Global stocks and bonds have wobbled in the past few weeks. Several central banks have signalled that ultra-loose monetary policy won’t last forever. But while the US Federal Reserve, the European Central Bank and the Bank of Canada have been sounding a tad more hawkish, the Bank of Japan (BoJ) remains as dovish as ever.
Its version of quantitative easing (QE) is to buy enough ten-year bonds to keep the yield close to zero. Last week, amid the bond sell-off, it was forced to step into the market for the first time since February. It drove the yield down from 0.11% to around 0.09% – back with its comfort zone of -0.1% to +0.1% – by offering to buy an unlimited amount of ten-year paper.
This “leaves the yen looking like a sitting duck”, says the South China Morning Post. The prospect of an eventual rise in interest rates beyond Japan, improving the prospective yield on assets denominated in other currencies, suggests the yen should weaken. The trend could have some way to run given that inflation is still a long way below the BoJ’s target of 2%; consumer prices excluding fresh food and energy have been flat for two years.
A lower yen will give earnings at Japan’s listed companies, many of whom are major exporters, a further fillip.
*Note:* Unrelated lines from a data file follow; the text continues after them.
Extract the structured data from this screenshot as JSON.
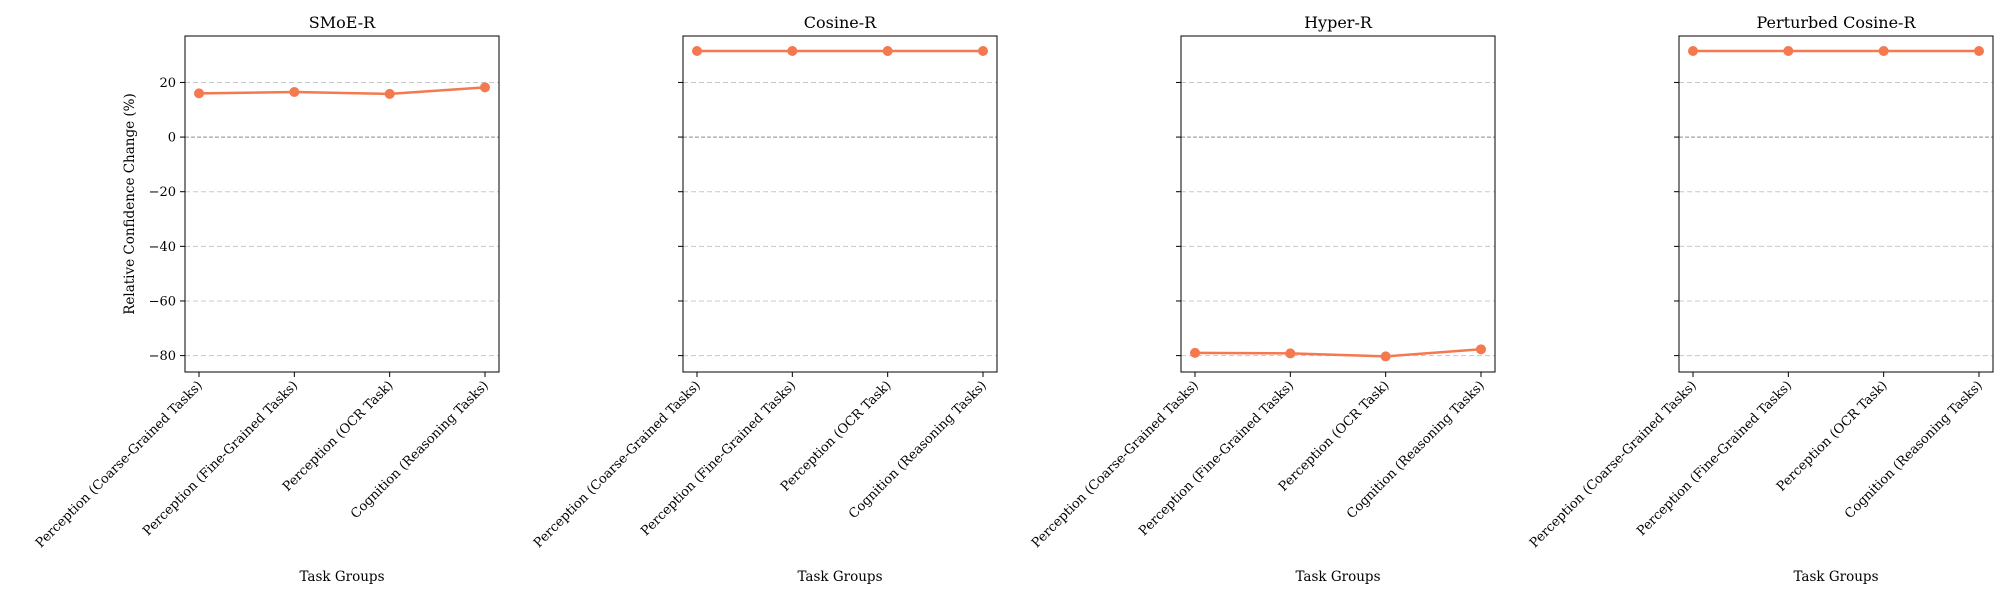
{
  "chart_data": [
    {
      "type": "line",
      "title": "SMoE-R",
      "xlabel": "Task Groups",
      "ylabel": "Relative Confidence Change (%)",
      "categories": [
        "Perception (Coarse-Grained Tasks)",
        "Perception (Fine-Grained Tasks)",
        "Perception (OCR Task)",
        "Cognition (Reasoning Tasks)"
      ],
      "series": [
        {
          "values": [
            16,
            16.5,
            15.8,
            18.2
          ]
        }
      ],
      "ylim": [
        -86,
        37
      ],
      "yticks": [
        -80,
        -60,
        -40,
        -20,
        0,
        20
      ],
      "grid": "y",
      "reference_line": 0
    },
    {
      "type": "line",
      "title": "Cosine-R",
      "xlabel": "Task Groups",
      "ylabel": "",
      "categories": [
        "Perception (Coarse-Grained Tasks)",
        "Perception (Fine-Grained Tasks)",
        "Perception (OCR Task)",
        "Cognition (Reasoning Tasks)"
      ],
      "series": [
        {
          "values": [
            31.5,
            31.5,
            31.5,
            31.5
          ]
        }
      ],
      "ylim": [
        -86,
        37
      ],
      "yticks": [
        -80,
        -60,
        -40,
        -20,
        0,
        20
      ],
      "grid": "y",
      "reference_line": 0
    },
    {
      "type": "line",
      "title": "Hyper-R",
      "xlabel": "Task Groups",
      "ylabel": "",
      "categories": [
        "Perception (Coarse-Grained Tasks)",
        "Perception (Fine-Grained Tasks)",
        "Perception (OCR Task)",
        "Cognition (Reasoning Tasks)"
      ],
      "series": [
        {
          "values": [
            -79,
            -79.2,
            -80.3,
            -77.7
          ]
        }
      ],
      "ylim": [
        -86,
        37
      ],
      "yticks": [
        -80,
        -60,
        -40,
        -20,
        0,
        20
      ],
      "grid": "y",
      "reference_line": 0
    },
    {
      "type": "line",
      "title": "Perturbed Cosine-R",
      "xlabel": "Task Groups",
      "ylabel": "",
      "categories": [
        "Perception (Coarse-Grained Tasks)",
        "Perception (Fine-Grained Tasks)",
        "Perception (OCR Task)",
        "Cognition (Reasoning Tasks)"
      ],
      "series": [
        {
          "values": [
            31.5,
            31.5,
            31.5,
            31.5
          ]
        }
      ],
      "ylim": [
        -86,
        37
      ],
      "yticks": [
        -80,
        -60,
        -40,
        -20,
        0,
        20
      ],
      "grid": "y",
      "reference_line": 0
    }
  ],
  "style": {
    "line_color": "#f4794f",
    "marker_color": "#f4794f"
  }
}
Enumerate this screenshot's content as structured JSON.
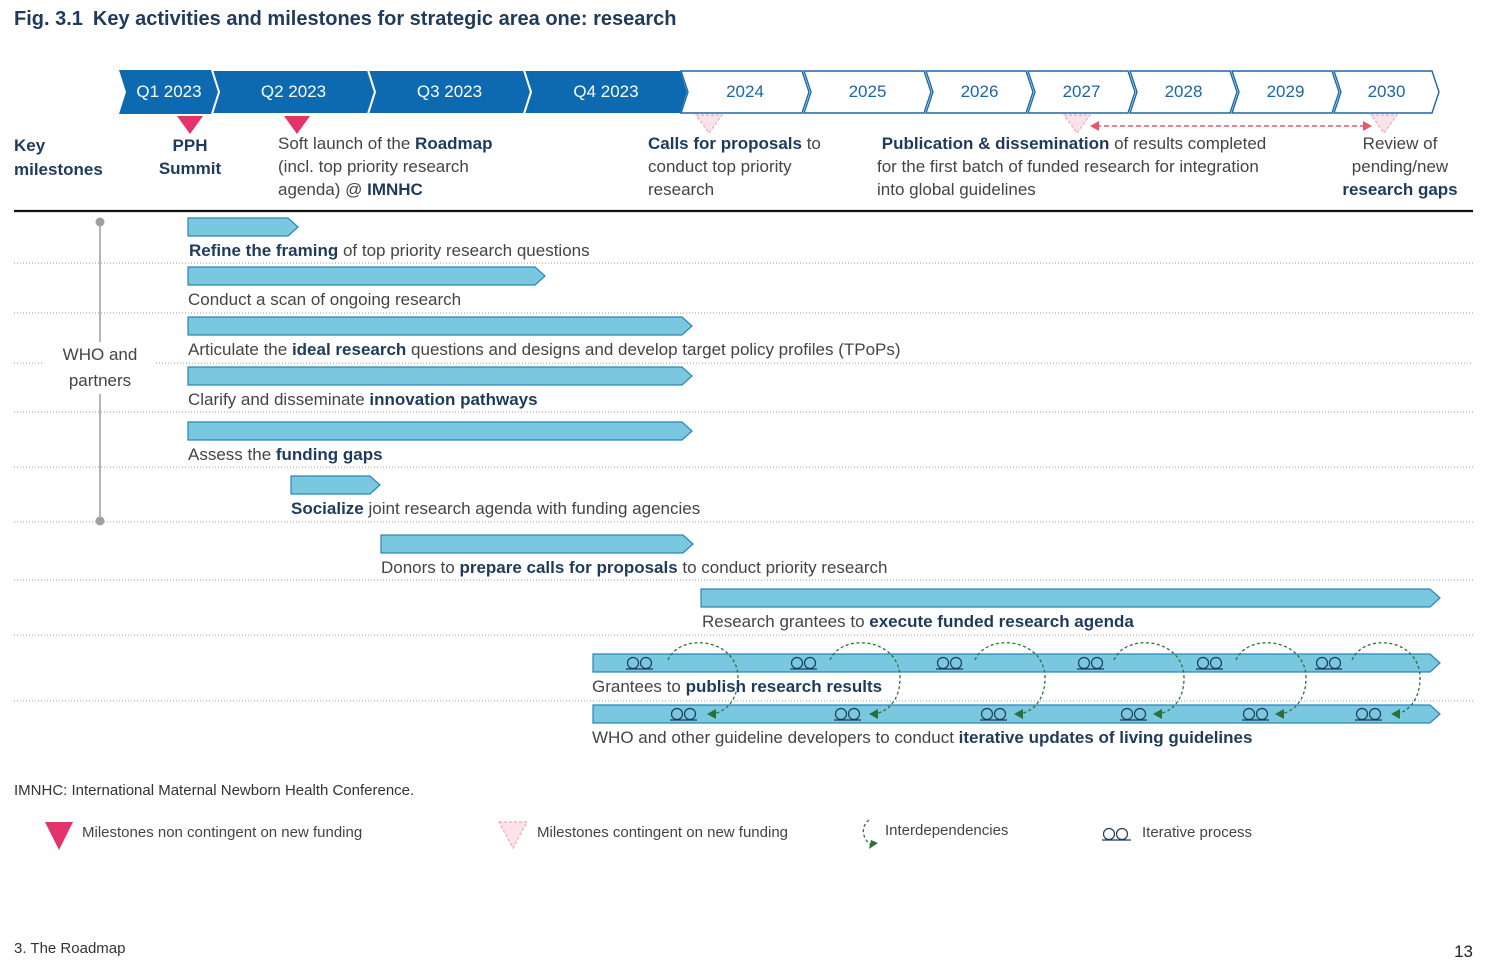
{
  "title": {
    "fig": "Fig. 3.1",
    "text": "Key activities and milestones for strategic area one: research"
  },
  "timeline": {
    "periods": [
      "Q1 2023",
      "Q2 2023",
      "Q3 2023",
      "Q4 2023",
      "2024",
      "2025",
      "2026",
      "2027",
      "2028",
      "2029",
      "2030"
    ],
    "dark_color": "#0d6ab0",
    "light_border_color": "#1b66a8"
  },
  "milestones": {
    "heading": [
      "Key",
      "milestones"
    ],
    "pph": [
      "PPH",
      "Summit"
    ],
    "soft_launch": {
      "pre": "Soft launch of the ",
      "bold": "Roadmap",
      "line2": "(incl. top priority research",
      "line3_pre": "agenda) @ ",
      "line3_bold": "IMNHC"
    },
    "calls": {
      "bold": "Calls for proposals",
      "post": " to",
      "line2": "conduct top priority",
      "line3": "research"
    },
    "publication": {
      "bold": "Publication & dissemination",
      "post": " of results completed",
      "line2": "for the first batch of funded research for integration",
      "line3": "into global guidelines"
    },
    "review": {
      "line1": "Review of",
      "line2": "pending/new",
      "line3_bold": "research gaps"
    }
  },
  "who_label": [
    "WHO and",
    "partners"
  ],
  "activities": {
    "a1": {
      "bold": "Refine the framing",
      "post": " of top priority research questions"
    },
    "a2": {
      "pre": "Conduct a scan of ongoing research"
    },
    "a3": {
      "pre": "Articulate the ",
      "bold": "ideal research",
      "post": " questions and designs and develop target policy profiles (TPoPs)"
    },
    "a4": {
      "pre": "Clarify and disseminate ",
      "bold": "innovation pathways"
    },
    "a5": {
      "pre": "Assess the ",
      "bold": "funding gaps"
    },
    "a6": {
      "bold": "Socialize",
      "post": " joint research agenda with funding agencies"
    },
    "a7": {
      "pre": "Donors to ",
      "bold": "prepare calls for proposals",
      "post": " to conduct priority research"
    },
    "a8": {
      "pre": "Research grantees to ",
      "bold": "execute funded research agenda"
    },
    "a9": {
      "pre": "Grantees to ",
      "bold": "publish research results"
    },
    "a10": {
      "pre": "WHO and other guideline developers to conduct ",
      "bold": "iterative updates of living guidelines"
    }
  },
  "colors": {
    "bar_fill": "#79c8df",
    "bar_stroke": "#2a86b6",
    "milestone_solid": "#e4326a",
    "milestone_contingent": "#f2a5b5",
    "interdependency": "#2d6e3e",
    "heading_navy": "#1f3b5c"
  },
  "footnote": "IMNHC: International Maternal Newborn Health Conference.",
  "legend": {
    "non_contingent": "Milestones non contingent on new funding",
    "contingent": "Milestones contingent on new funding",
    "interdependencies": "Interdependencies",
    "iterative": "Iterative process"
  },
  "footer": {
    "section": "3. The Roadmap",
    "page": "13"
  }
}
Corporate profits jumped by 28% year-on-year in the first quarter, according to State Street Global Advisors. Positive earnings surprises in Japan far outpaced those in other regions in the first quarter. The accelerating global economy is helping as well.
The strengthening domestic backdrop should also underpin profit growth. The labour market looks robust, with job growth running at an annual pace of 1%, the labour-force participation rate among women reaching a record high in June, and the job-to-applicant ratio hitting another record peak. The unemployment rate should therefore fall from its recent level of 3.1%, says Capital Economics.
Wage growth is also improving. Regular earnings (excluding bonuses) notched up their biggest rise in two decades in May. No wonder the Economy Watchers Survey points to strong gains in consumer spending. Business investment is climbing. Investors should also bear in mind the recent improvements in corporate governance. Management teams are more open to investors’ suggestions, while firms are handing back more of their profits to shareholders by repurchasing shares or paying dividends. The yield on Japanese stocks is now at US levels, notes State Street. Throw in reasonable valuations, and there is “a compelling argument” for topping up your Japan holdings.